I walked up to a table this lunch shift and noticed the woman staring intently down at her chicken. Slightly panicked I asked loudly, "SOMETHING WRONG WITH YOUR CHICKEN?" "No...we're trying to pray," "OHMYGODI'MSOSORRY"
"Ok, so daddy's flight will be there at 7 oclock Saturday morning," "So you're saying you expect us to be awake by then?" "...Uh...yes...because I thought you would be picking him up at the airport?"
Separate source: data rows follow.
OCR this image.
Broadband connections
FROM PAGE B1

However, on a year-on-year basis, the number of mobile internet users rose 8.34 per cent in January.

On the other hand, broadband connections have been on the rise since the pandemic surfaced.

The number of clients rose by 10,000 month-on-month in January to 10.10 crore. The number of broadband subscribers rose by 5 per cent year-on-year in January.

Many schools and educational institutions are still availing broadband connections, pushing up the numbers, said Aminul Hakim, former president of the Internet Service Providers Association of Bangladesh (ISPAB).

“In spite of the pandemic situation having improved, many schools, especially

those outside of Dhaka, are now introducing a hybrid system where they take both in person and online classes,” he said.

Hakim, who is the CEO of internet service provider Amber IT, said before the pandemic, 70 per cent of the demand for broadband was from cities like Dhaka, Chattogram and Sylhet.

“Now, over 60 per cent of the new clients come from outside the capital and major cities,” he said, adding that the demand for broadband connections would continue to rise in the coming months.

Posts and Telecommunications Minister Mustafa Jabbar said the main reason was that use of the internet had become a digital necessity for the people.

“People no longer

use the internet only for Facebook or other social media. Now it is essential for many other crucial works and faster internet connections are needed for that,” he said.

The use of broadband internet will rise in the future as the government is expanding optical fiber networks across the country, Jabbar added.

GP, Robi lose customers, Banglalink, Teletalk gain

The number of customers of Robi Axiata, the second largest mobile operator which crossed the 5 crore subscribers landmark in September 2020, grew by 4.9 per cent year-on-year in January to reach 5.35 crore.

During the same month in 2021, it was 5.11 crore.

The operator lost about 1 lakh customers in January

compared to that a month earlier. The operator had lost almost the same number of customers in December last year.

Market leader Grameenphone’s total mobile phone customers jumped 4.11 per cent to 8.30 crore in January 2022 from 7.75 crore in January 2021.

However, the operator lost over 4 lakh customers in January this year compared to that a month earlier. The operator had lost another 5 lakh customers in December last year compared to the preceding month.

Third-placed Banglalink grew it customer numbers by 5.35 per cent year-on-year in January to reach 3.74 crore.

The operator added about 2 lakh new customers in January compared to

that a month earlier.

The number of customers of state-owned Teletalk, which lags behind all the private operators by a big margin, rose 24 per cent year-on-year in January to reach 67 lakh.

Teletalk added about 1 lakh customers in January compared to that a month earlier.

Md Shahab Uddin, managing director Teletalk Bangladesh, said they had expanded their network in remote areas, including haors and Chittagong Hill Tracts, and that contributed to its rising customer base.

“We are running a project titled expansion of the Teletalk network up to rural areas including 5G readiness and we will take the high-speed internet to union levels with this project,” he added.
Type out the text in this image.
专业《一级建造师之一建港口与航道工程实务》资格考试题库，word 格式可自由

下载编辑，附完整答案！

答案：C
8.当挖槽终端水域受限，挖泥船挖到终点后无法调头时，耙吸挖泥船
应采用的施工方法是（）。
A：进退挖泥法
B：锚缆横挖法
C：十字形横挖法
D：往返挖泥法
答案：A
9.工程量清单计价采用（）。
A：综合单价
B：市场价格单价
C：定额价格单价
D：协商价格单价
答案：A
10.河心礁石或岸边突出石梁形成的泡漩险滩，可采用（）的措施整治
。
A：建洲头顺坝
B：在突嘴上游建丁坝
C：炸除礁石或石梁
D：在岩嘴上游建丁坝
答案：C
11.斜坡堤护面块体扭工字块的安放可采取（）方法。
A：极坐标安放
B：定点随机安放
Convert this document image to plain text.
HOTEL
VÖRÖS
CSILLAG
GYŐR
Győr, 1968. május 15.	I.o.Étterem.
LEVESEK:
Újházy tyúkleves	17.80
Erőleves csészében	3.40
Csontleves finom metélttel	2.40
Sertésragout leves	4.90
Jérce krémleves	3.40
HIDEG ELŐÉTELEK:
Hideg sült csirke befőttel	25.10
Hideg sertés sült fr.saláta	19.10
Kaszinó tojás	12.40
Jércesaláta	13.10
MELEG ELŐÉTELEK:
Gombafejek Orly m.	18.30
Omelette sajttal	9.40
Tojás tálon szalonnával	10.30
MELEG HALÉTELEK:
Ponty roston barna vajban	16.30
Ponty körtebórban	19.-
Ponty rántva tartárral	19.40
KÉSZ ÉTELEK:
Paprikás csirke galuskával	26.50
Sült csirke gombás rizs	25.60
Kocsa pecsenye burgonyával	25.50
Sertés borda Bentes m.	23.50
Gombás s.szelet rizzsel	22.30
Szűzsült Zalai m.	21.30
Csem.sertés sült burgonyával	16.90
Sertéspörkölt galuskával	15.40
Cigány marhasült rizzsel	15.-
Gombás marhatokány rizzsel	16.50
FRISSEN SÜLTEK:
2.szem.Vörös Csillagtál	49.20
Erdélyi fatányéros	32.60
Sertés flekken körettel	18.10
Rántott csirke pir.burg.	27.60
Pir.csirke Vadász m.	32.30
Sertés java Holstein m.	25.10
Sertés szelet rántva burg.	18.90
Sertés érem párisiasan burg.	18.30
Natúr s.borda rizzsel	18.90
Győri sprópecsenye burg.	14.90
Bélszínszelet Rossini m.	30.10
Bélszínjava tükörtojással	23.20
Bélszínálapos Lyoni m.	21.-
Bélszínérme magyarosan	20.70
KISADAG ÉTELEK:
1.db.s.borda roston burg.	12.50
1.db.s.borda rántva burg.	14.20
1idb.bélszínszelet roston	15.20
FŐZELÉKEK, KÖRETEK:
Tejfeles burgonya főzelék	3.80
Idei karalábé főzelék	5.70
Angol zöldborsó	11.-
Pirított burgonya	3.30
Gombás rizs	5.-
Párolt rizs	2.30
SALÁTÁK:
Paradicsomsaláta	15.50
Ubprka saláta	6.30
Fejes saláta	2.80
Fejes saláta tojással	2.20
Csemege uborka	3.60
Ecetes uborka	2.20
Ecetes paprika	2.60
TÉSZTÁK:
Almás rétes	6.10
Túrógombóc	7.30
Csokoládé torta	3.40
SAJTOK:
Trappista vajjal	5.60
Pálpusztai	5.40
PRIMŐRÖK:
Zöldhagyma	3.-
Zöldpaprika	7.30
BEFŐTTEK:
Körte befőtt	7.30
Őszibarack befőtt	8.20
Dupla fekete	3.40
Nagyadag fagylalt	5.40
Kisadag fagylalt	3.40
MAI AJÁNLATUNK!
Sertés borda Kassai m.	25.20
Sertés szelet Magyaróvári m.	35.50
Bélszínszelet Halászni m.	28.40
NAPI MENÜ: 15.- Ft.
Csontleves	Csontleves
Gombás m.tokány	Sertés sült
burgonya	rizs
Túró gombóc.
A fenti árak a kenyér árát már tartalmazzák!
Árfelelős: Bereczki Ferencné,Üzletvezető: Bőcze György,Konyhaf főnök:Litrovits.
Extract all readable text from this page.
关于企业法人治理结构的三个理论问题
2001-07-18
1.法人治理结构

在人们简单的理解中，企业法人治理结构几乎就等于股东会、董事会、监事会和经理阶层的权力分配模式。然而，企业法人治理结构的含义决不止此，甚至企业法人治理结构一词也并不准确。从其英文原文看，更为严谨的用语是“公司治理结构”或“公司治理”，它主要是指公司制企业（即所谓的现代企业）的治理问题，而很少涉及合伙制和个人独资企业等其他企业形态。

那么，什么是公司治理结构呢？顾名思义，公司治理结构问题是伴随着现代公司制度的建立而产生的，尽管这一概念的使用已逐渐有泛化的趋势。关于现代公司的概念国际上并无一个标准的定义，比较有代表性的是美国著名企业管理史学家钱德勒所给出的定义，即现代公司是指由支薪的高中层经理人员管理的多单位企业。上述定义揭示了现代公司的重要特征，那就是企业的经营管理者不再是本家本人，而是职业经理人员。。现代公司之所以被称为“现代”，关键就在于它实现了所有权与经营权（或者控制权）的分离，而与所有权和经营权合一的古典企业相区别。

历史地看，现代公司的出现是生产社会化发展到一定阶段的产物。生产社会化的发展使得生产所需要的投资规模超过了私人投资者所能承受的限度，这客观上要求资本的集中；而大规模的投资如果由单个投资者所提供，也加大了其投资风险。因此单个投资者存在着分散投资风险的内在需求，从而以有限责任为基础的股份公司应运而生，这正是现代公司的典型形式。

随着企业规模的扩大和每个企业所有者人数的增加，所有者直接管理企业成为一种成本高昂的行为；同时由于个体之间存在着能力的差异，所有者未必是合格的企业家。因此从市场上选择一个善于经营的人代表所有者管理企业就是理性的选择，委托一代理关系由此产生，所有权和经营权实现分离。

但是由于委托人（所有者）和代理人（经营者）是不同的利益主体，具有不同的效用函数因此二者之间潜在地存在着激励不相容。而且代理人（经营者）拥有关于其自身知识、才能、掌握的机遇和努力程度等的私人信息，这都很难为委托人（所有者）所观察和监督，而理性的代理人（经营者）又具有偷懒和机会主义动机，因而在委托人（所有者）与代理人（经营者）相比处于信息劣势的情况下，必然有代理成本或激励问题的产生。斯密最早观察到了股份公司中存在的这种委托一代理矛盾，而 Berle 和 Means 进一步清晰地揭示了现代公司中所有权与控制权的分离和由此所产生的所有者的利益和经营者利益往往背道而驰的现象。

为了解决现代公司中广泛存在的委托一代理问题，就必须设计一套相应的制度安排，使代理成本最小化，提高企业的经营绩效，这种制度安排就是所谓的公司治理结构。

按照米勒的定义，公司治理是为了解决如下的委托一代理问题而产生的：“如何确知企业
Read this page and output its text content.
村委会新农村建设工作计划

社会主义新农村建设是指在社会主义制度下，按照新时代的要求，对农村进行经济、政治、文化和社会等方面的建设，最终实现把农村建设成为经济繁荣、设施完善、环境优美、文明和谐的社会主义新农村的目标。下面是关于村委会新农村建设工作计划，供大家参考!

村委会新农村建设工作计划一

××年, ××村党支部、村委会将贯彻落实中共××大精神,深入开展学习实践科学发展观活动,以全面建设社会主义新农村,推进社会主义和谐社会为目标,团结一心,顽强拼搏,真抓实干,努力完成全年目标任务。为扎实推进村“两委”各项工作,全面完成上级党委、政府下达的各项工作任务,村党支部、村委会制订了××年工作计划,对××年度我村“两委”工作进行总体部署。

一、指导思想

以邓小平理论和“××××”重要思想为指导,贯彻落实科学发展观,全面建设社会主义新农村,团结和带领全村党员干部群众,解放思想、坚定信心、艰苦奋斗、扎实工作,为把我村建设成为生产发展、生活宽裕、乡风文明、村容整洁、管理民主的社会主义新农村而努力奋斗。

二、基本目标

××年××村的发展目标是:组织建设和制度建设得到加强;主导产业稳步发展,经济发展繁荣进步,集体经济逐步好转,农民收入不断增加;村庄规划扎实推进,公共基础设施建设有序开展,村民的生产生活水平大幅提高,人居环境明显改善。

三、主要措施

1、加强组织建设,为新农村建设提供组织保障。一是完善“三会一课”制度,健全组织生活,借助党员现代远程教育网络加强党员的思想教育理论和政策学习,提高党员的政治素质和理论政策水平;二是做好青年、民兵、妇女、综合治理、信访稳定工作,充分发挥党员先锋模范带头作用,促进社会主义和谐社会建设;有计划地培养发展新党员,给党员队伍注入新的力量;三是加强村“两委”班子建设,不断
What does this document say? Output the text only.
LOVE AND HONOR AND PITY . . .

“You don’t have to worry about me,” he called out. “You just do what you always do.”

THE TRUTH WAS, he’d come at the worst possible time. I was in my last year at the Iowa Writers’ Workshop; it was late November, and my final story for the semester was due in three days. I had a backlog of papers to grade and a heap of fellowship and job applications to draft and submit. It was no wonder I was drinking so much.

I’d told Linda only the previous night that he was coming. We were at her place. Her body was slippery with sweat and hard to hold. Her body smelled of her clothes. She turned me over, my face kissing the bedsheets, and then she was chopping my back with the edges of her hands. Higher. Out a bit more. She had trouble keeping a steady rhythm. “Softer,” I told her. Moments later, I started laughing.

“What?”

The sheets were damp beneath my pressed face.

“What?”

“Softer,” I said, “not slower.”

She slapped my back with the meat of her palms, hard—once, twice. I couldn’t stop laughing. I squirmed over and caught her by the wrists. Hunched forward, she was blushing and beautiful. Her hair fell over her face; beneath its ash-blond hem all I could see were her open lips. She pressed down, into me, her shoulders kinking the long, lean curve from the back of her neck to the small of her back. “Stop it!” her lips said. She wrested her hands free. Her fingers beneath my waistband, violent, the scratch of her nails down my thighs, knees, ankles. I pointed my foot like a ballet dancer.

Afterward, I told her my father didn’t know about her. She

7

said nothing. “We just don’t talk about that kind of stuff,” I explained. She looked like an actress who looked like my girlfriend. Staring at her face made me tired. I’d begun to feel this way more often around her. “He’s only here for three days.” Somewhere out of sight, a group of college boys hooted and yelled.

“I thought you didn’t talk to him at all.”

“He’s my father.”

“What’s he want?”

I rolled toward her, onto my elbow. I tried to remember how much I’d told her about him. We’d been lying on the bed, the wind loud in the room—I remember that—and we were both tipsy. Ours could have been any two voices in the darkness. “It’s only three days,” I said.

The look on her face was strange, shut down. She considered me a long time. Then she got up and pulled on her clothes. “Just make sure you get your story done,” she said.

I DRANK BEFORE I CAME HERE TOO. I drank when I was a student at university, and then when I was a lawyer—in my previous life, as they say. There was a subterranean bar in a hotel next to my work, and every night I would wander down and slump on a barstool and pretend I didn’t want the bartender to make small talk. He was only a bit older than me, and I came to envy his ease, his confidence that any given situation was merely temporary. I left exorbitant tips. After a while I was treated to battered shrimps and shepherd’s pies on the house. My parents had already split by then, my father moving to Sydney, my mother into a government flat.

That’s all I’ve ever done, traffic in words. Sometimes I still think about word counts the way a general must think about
Yesterday morning Bonnie and Pat left and Bud also hit the road for a business trip. To Blacksburg. I know, that is like being forced to wait tables in heaven where all tips are at least $20 and you get to sit with the guests and eat too and not really wait on them at all. Last night when Bud called I found myself asking him what the weather is like? No, but, I mean it sounds mild, did you have to wear a long sleeve tshirt? Oh ok, but I just love Blacksburg air. Because maybe, just maybe I could be back there for a few minutes, over the phone. And I have no doubt that it's been romanticized in my head what with the years of college that are just a blur of fun and happy and then the next three years that are partially a blur of a boss who was so off his rocker we took notes during meetings but not the kind of notes that are to remember what he said but notes to remember what he said because, no way, it was just THAT CRAZY. Or the times he would bang on my desk, instructing me to stand up when he walked up to it? Haha that was funny. Or funny later, not when I would go home and cry, funny. But even so. Even with the small town politics which really amounted to the university being predictably backwards and sometimes seedy. Even so I miss it. Truly bumping into someone I knew, almost everytime I went to the store. Loading up the cars and trucks with towels and beer and heading to the river. Eating not-so-great appetizers on a restaurant patio when the weather finally turned warm. And all that that I will not keep going on about. It's probably a place I could've moved in my 40's and not liked at all. I know that. But it represents this golden slice of my life and I knew hanging on, hanging out with long hair at the college bars when I was 35, would not work and that moving was probably inevitable. But I still miss it a lot.
I am here and I am sorry. I had work last night and Bonnie and Pat have been visiting and the yard saling and the antique looking. Ooh and the roadside vegetable stands! Have needed our attention. But I will be back. Oh yes I will.